I don’t think the orthogonality thesis is true in humans (i.e. I think smarter humans tend to be more value aligned with me); and sometimes making non-value-aligned agents smarter is good for you (I’d rather play iterated prisoner’s dilemma with someone smart enough to play tit-for-tat than someone who can only choose between being CooperateBot or DefectBot).

My actual experience over the last decade is that some form of the above statement isn’t true. As a large human model trained on decades of interaction, my immediate response to querying my own next experience predictor in situations around interacting with smarter humans is: no strong correlation with my values and will defect unless there’s a very strong enforcement mechanism (especially in finance, business and management). (Presumably because in our society, most games aren’t iterated—or if they are iterated are closer to the dictator game instead of the prisoner’s dilemma—but I’m very uncertain about causes and am much more worried about previous observed outputs.)

I suspect that this isn’t going to be convincing to you because I’m giving you the output of a fuzzy statistical model instead of giving you a logical verbalized step by step argument. But the deeper crux is that I believe “The Rationalists” heavily over-weigh the second and under-weigh the first, when the first is a much more reliable source of information: it was generated by entanglement with reality in a way that mere arguments aren’t.

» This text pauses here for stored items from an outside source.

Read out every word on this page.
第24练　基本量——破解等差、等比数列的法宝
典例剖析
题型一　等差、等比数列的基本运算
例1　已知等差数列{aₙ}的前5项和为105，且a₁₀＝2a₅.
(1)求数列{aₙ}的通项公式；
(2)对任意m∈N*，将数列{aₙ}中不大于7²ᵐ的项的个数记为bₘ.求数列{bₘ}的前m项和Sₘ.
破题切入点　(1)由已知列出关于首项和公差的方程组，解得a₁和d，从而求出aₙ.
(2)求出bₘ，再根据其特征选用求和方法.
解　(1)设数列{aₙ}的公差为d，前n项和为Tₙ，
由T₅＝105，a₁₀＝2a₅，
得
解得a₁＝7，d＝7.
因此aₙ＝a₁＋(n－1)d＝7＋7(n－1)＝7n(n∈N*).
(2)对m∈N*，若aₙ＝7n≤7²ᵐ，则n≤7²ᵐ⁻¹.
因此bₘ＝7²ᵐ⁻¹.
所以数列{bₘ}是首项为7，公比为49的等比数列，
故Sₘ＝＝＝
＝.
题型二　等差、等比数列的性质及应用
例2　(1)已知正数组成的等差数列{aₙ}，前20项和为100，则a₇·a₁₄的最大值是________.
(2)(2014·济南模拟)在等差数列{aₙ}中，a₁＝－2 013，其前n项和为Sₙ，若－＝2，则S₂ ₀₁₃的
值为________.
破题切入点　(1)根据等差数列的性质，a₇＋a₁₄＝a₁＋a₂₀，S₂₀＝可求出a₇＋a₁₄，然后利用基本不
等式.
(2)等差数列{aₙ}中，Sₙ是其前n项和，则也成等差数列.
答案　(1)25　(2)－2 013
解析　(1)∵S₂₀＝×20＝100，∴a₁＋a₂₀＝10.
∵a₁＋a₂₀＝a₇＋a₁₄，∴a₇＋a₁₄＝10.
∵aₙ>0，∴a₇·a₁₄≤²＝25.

And I suspect that’s a large part of the reason why we—and I include myself with the Rationalists at that point in time—were blindsided by deep learning and connectionism winning: we expected intelligence to require some sort of symbolic reasoning and focusing on explicit utility functions and formal decision theory and maximizing things...and none of that seems even relevant to the actual intelligences we’ve made, which are doing fuzzy statistical learning on their training sets, arguably, just the way we are.

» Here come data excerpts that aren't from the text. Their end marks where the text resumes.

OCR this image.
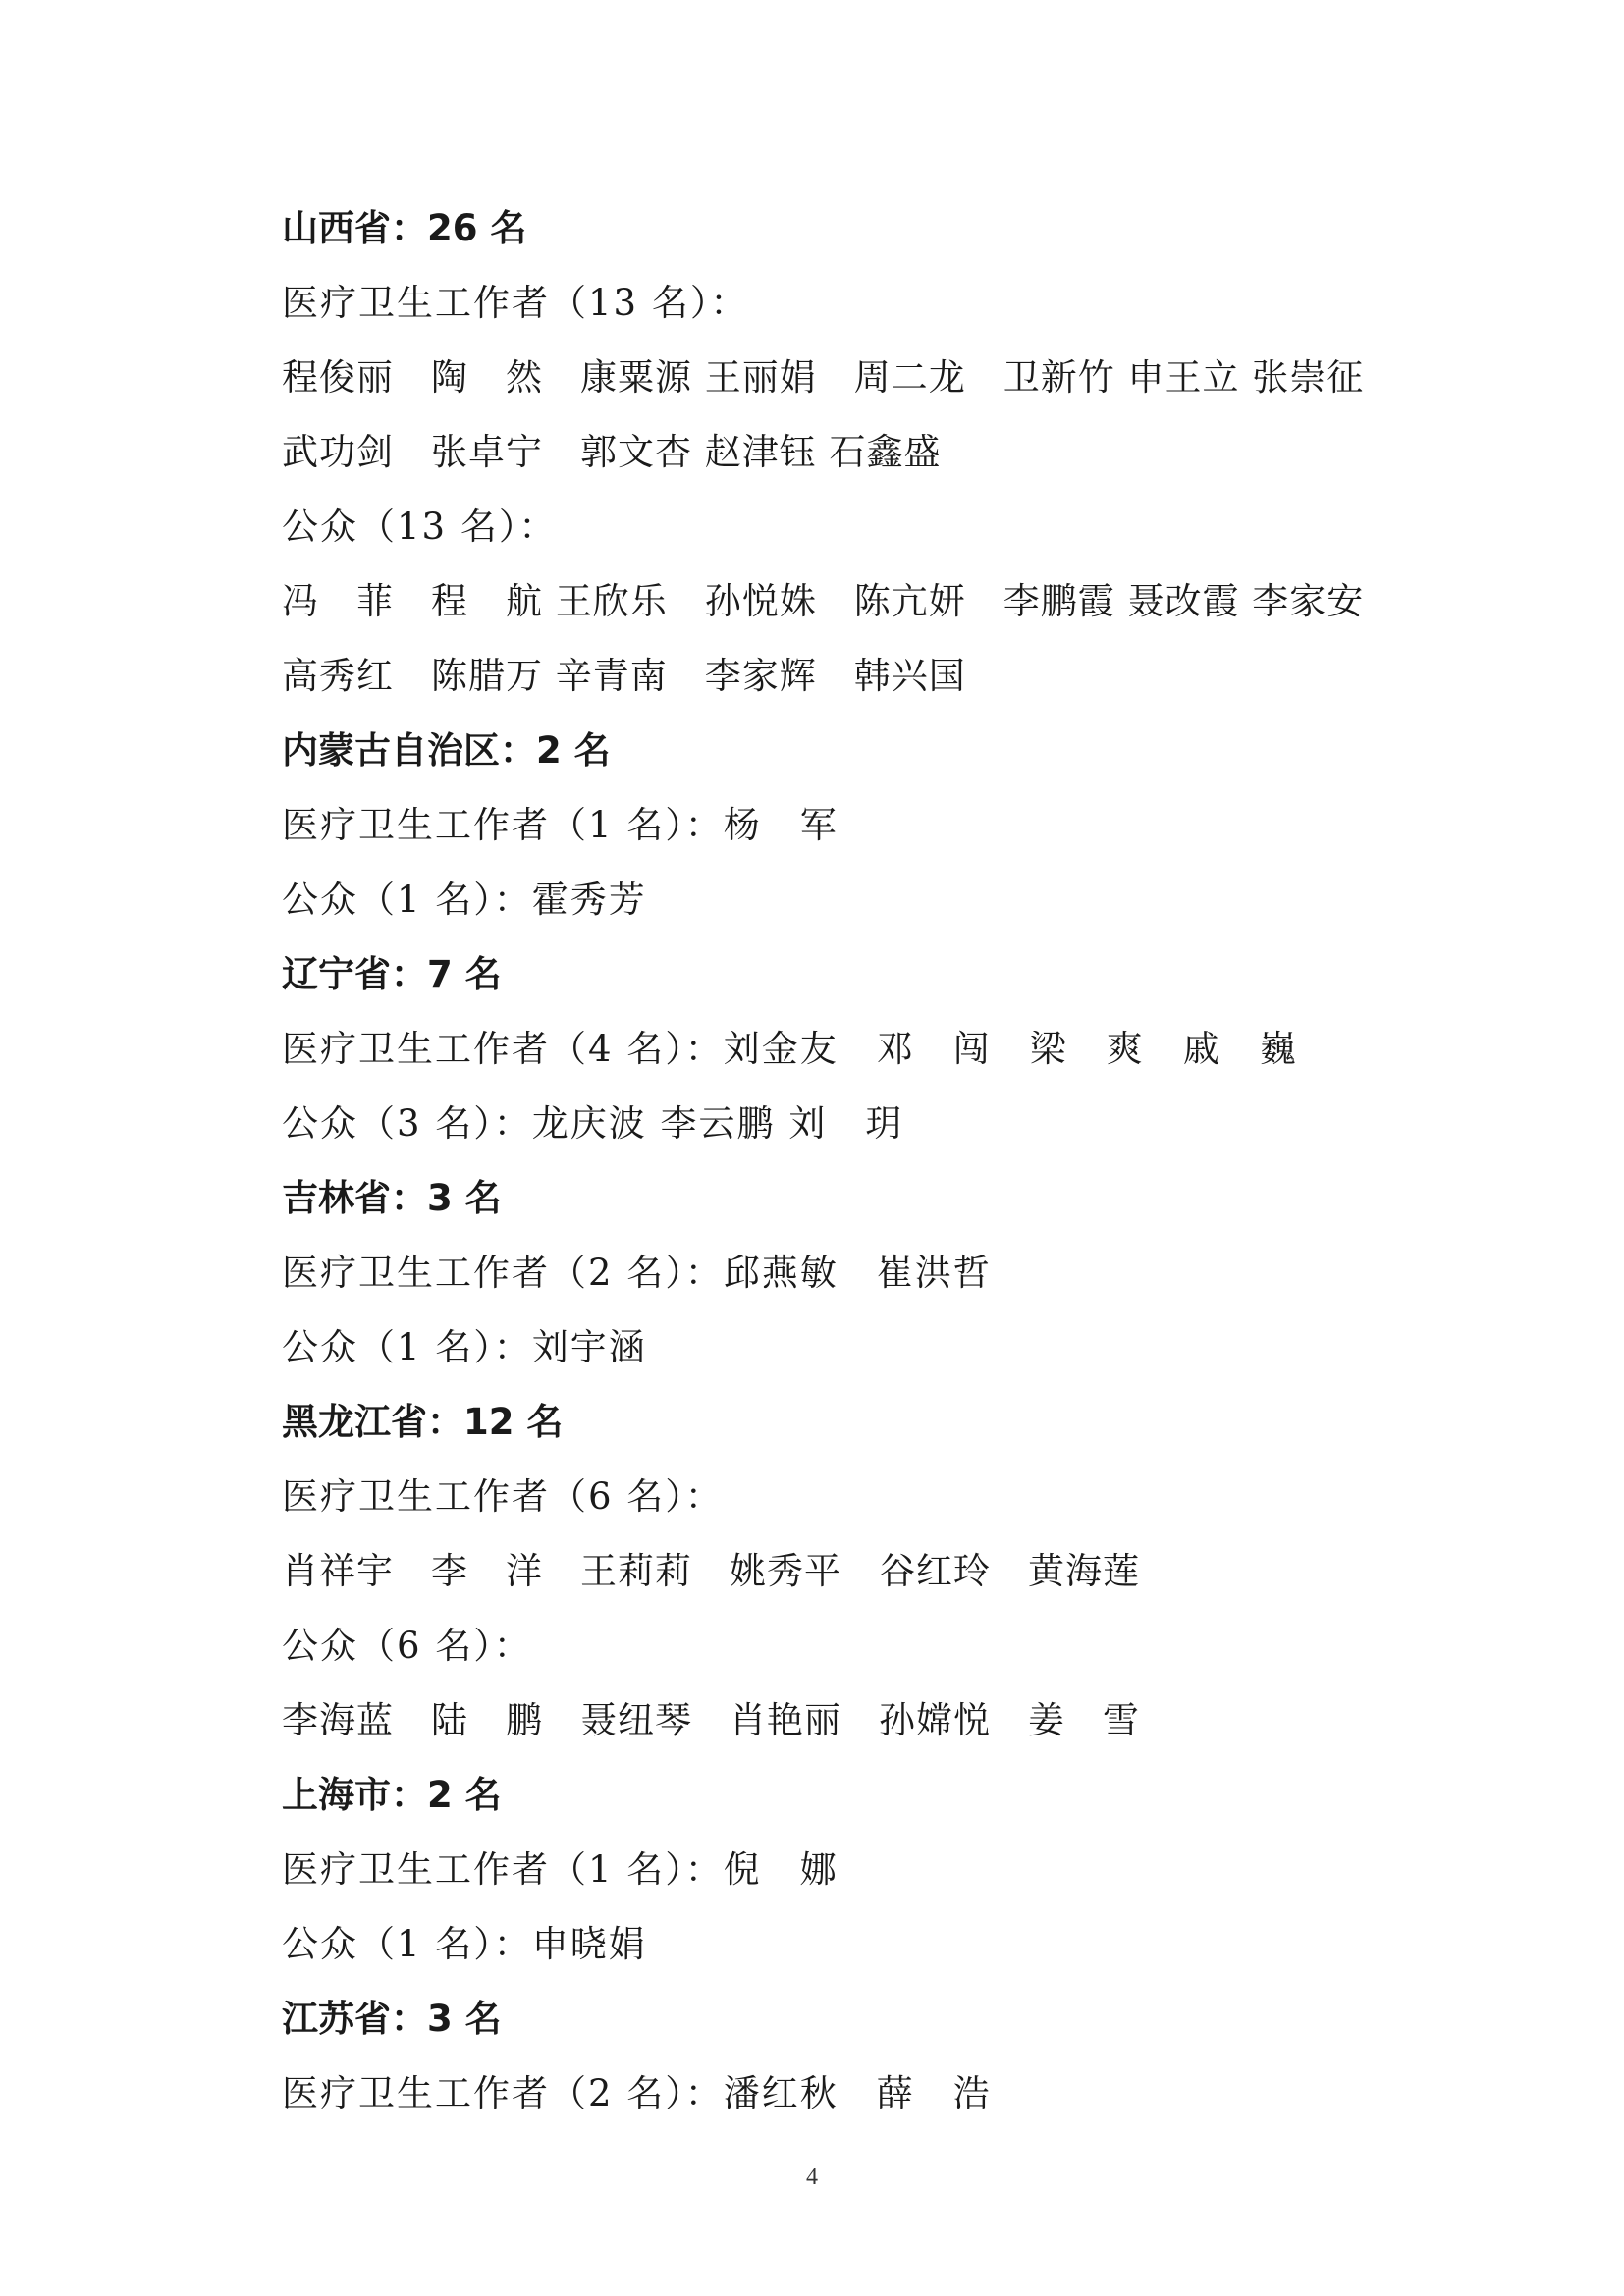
山西省：26 名
医疗卫生工作者（13 名）：
程俊丽　陶　然　康粟源 王丽娟　周二龙　卫新竹 申王立 张崇征
武功剑　张卓宁　郭文杏 赵津钰 石鑫盛
公众（13 名）：
冯　菲　程　航 王欣乐　孙悦姝　陈亢妍　李鹏霞 聂改霞 李家安
高秀红　陈腊万 辛青南　李家辉　韩兴国
内蒙古自治区：2 名
医疗卫生工作者（1 名）：杨　军
公众（1 名）：霍秀芳
辽宁省：7 名
医疗卫生工作者（4 名）：刘金友　邓　闯　梁　爽　戚　巍
公众（3 名）：龙庆波 李云鹏 刘　玥
吉林省：3 名
医疗卫生工作者（2 名）：邱燕敏　崔洪哲
公众（1 名）：刘宇涵
黑龙江省：12 名
医疗卫生工作者（6 名）：
肖祥宇　李　洋　王莉莉　姚秀平　谷红玲　黄海莲
公众（6 名）：
李海蓝　陆　鹏　聂纽琴　肖艳丽　孙嫦悦　姜　雪
上海市：2 名
医疗卫生工作者（1 名）：倪　娜
公众（1 名）：申晓娟
江苏省：3 名
医疗卫生工作者（2 名）：潘红秋　薛　浩
4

- philh 28 May 2023 9:48 UTC
  2 points
  0
  Parent
  So I mostly don’t disagree with what you say about fuzzy statistical models versus step by step arguments. But also, what you said is indeed not very convincing to me, I guess in part because it’s not like my “I think smarter humans tend to be more value aligned with me” was the output of a step by step argument either. So when the output of your fuzzy statistical model clashes with the output of my fuzzy statistical model, it’s hardly surprising that I don’t just discard my own output and replace it with yours.
  
  I’m also not simply discarding yours, but there’s not loads I can do with it as-is—like, you’ve given me the output of your fuzzy statistical model, but I still don’t have access to the model itself. I think if we cared enough to explore this question in more depth (which I probably don’t, but this meta thread is interesting) we’d need to ask things like “what exactly have we observed”, “can we find specific situations where we anticipate different things”, “do we have reason to trust one person’s fuzzy statistical models over another”, “are we even talking about the same thing here”.